9. De rechtbank volgt evenmin het betoog van [eiseres] dat de vergunning op gespannen voet staat met de Welstandsnota ‘De schoonheid van Amsterdam 2016’. [eiseres] wijst er op dat daarin is opgenomen dat in het verstedelijkt Havengebied dakterrassen in beginsel als ‘te begroeien constructie’ moeten worden uitgevoerd. Daargelaten of de kavels van partijen onder de welstandnota vallen, valt volgens de rechtbank niet in te zien waarom een hekwerk niet een te begroeien constructie is.
10. [eiseres] betoogt verder dat het bestreden besluit onzorgvuldig tot stand is gekomen omdat zij pas na afloop van de hoorzitting op 17 september 2020 op de hoogte is gesteld van de aangepaste revisievergunning inclusief plattegrond.

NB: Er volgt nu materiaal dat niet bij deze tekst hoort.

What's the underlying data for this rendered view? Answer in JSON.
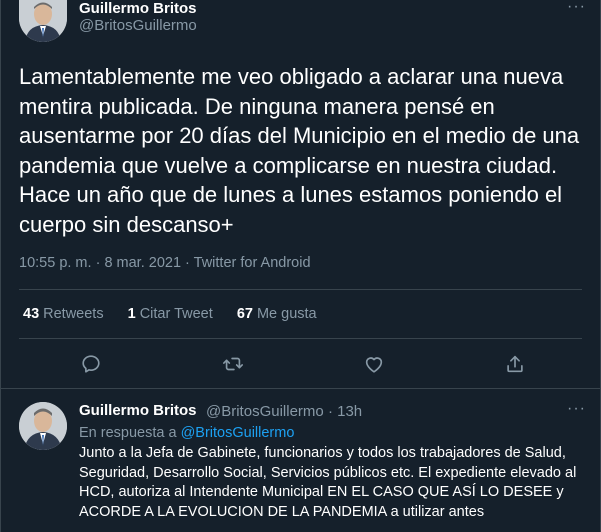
{
  "tweet": {
    "author_name": "Guillermo Britos",
    "author_handle": "@BritosGuillermo",
    "text": "Lamentablemente me veo obligado a aclarar una nueva mentira publicada. De ninguna manera pensé en ausentarme por 20 días del Municipio en el medio de una pandemia que vuelve a complicarse en nuestra ciudad. Hace un año que de lunes a lunes estamos poniendo el cuerpo sin descanso+",
    "time": "10:55 p. m.",
    "date": "8 mar. 2021",
    "source": "Twitter for Android",
    "more_label": "···"
  },
  "stats": {
    "retweets_count": "43",
    "retweets_label": "Retweets",
    "quotes_count": "1",
    "quotes_label": "Citar Tweet",
    "likes_count": "67",
    "likes_label": "Me gusta"
  },
  "actions": {
    "icons": [
      "reply-icon",
      "retweet-icon",
      "like-icon",
      "share-icon"
    ]
  },
  "reply": {
    "author_name": "Guillermo Britos",
    "author_handle": "@BritosGuillermo",
    "time_ago": "13h",
    "in_reply_prefix": "En respuesta a",
    "in_reply_handle": "@BritosGuillermo",
    "text": "Junto a la Jefa de Gabinete, funcionarios y todos los trabajadores de Salud, Seguridad, Desarrollo Social, Servicios públicos etc. El expediente elevado al HCD, autoriza al Intendente Municipal EN EL CASO QUE ASÍ LO DESEE y ACORDE A LA EVOLUCION DE LA PANDEMIA a utilizar antes",
    "more_label": "···"
  },
  "colors": {
    "background": "#15202b",
    "text_secondary": "#8899a6",
    "accent": "#1da1f2",
    "border": "#38444d"
  }
}
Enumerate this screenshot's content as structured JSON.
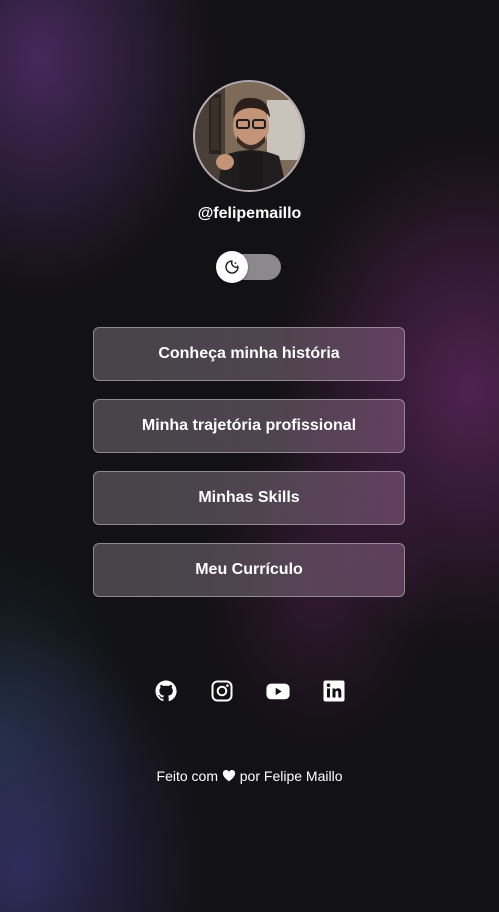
{
  "profile": {
    "handle": "@felipemaillo",
    "avatar_icon": "profile-photo"
  },
  "theme_toggle": {
    "icon": "moon-stars-icon",
    "state": "dark"
  },
  "links": [
    {
      "label": "Conheça minha história"
    },
    {
      "label": "Minha trajetória profissional"
    },
    {
      "label": "Minhas Skills"
    },
    {
      "label": "Meu Currículo"
    }
  ],
  "social": [
    {
      "name": "github",
      "icon": "github-icon"
    },
    {
      "name": "instagram",
      "icon": "instagram-icon"
    },
    {
      "name": "youtube",
      "icon": "youtube-icon"
    },
    {
      "name": "linkedin",
      "icon": "linkedin-icon"
    }
  ],
  "footer": {
    "prefix": "Feito com",
    "heart_icon": "heart-icon",
    "suffix": "por Felipe Maillo"
  },
  "colors": {
    "background": "#121113",
    "accent_purple": "#6e3c96",
    "text": "#ffffff"
  }
}
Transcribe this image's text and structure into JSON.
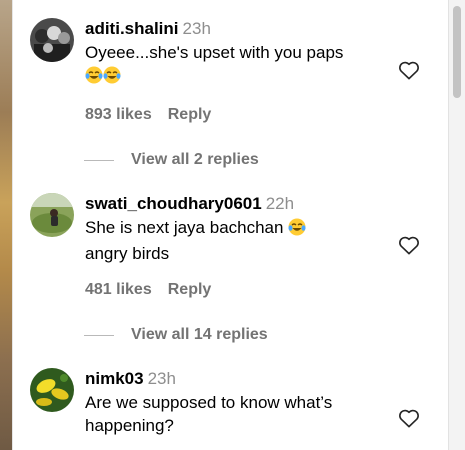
{
  "comments": [
    {
      "username": "aditi.shalini",
      "time": "23h",
      "text": "Oyeee...she's upset with you paps",
      "emoji_count": 2,
      "likes": "893 likes",
      "reply_label": "Reply",
      "view_replies": "View all 2 replies"
    },
    {
      "username": "swati_choudhary0601",
      "time": "22h",
      "text_line1": "She is next jaya bachchan",
      "text_line2": "angry birds",
      "likes": "481 likes",
      "reply_label": "Reply",
      "view_replies": "View all 14 replies"
    },
    {
      "username": "nimk03",
      "time": "23h",
      "text_line1": "Are we supposed to know what’s",
      "text_line2": "happening?"
    }
  ],
  "icons": {
    "like": "heart-outline-icon",
    "emoji": "face-with-tears-of-joy-icon"
  },
  "colors": {
    "secondary_text": "#737373",
    "timestamp": "#8e8e8e"
  }
}
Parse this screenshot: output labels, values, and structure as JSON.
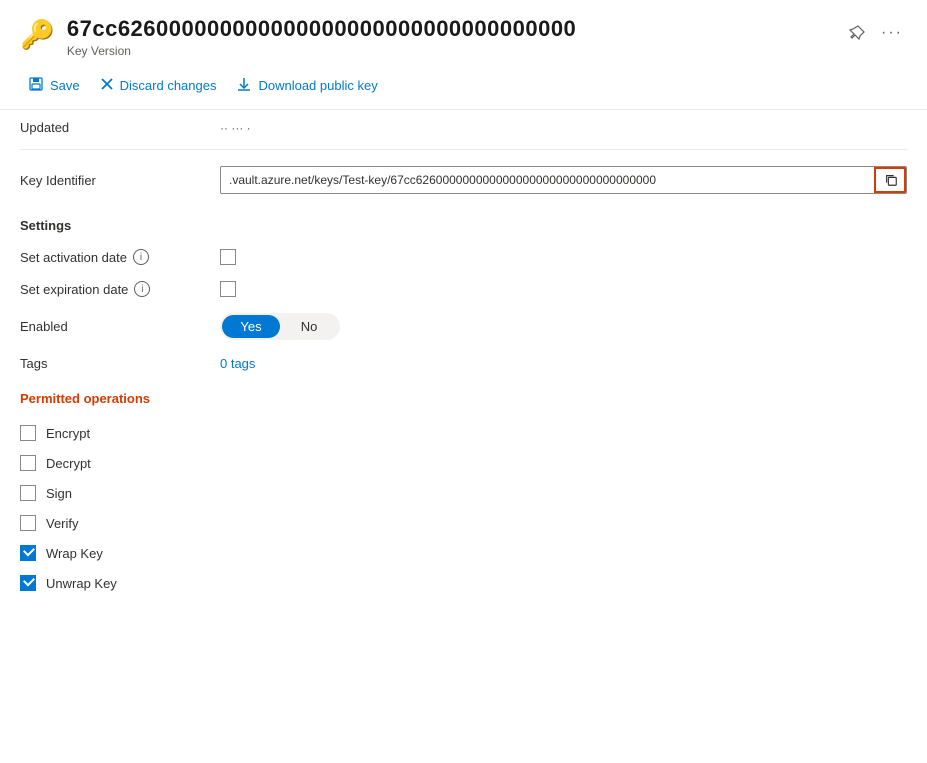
{
  "header": {
    "key_icon": "🔑",
    "title": "67cc626000000000000000000000000000000000",
    "subtitle": "Key Version",
    "pin_icon": "📌",
    "more_icon": "···"
  },
  "toolbar": {
    "save_label": "Save",
    "discard_label": "Discard changes",
    "download_label": "Download public key"
  },
  "scrolled_label": "Updated",
  "key_identifier": {
    "label": "Key Identifier",
    "value": ".vault.azure.net/keys/Test-key/67cc626000000000000000000000000000000000",
    "copy_icon": "⧉"
  },
  "settings": {
    "section_title": "Settings",
    "activation": {
      "label": "Set activation date",
      "checked": false
    },
    "expiration": {
      "label": "Set expiration date",
      "checked": false
    },
    "enabled": {
      "label": "Enabled",
      "yes_label": "Yes",
      "no_label": "No",
      "active": "yes"
    },
    "tags": {
      "label": "Tags",
      "value": "0 tags"
    }
  },
  "permitted_operations": {
    "section_title": "Permitted operations",
    "operations": [
      {
        "label": "Encrypt",
        "checked": false
      },
      {
        "label": "Decrypt",
        "checked": false
      },
      {
        "label": "Sign",
        "checked": false
      },
      {
        "label": "Verify",
        "checked": false
      },
      {
        "label": "Wrap Key",
        "checked": true
      },
      {
        "label": "Unwrap Key",
        "checked": true
      }
    ]
  }
}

De rechtbank is van oordeel dat [eiseres] hierdoor niet in haar processuele belangen is geschaad. [eiseres] heeft namelijk voldoende gelegenheid gehad om na de hoorzitting op deze stukken te reageren voordat de besluitvorming was afgerond op 8 oktober 2020.
11. Op grond van het voorgaande is de rechtbank van oordeel dat het college de revisievergunning voor het dakterras en de door vergunninghouder gewenste wijze van inrichting daarvan terecht heeft verleend.
Bouwkundige splitsing en woonvorming
12. [eiseres] betoogt dat de aanvraag voor woningsplitsing op het punt ‘parkeren’ in strijd is met het bestemmingsplan. De rechtbank volgt verweerder in de vaststelling dat het bestemmingsplan geen minimum parkeernorm stelt voor woningen kleiner dan 65 m2. De woningen waarop de vergunning ziet, zijn kleiner dan 65 m2. Van de gestelde strijdigheid is daarom geen sprake. Het betoog van [eiseres] wordt daarom verworpen.
13. Tot slot betoogt [eiseres] dat zij door de toegenomen activiteit last heeft van haar buren. Zij stelt dat het college de leefbaarheid van de wijk niet concreet heeft getoetst. De rechtbank volgt [eiseres] ook niet in dit standpunt. Het college heeft de leefbaarheidstoets in de vergunning toegepast en geconcludeerd dat de woningvorming geen aantoonbaar negatief effect heeft op de leefbaarheid in de wijk. Overlast is volgens het college niet gebleken en evenmin te verwachten. De rechtbank stelt voorts vast dat [eiseres] haar beroep op een onaanvaardbaar negatief effect op de leefbaarheid van de buurt als gevolg van het realiseren van meer woningen niet concreet heeft onderbouwd. De rechtbank wijst hierbij op rechtspraak van de Afdeling, waaruit volgt dat het op de weg ligt van [eiseres] om dat te doen.
14. Op grond van het voorgaande is de rechtbank van oordeel dat de vergunning voor woningvorming op goede gronden is verleend.
15. Het beroep is ongegrond.
16. Voor een proceskostenvergoeding is geen aanleiding.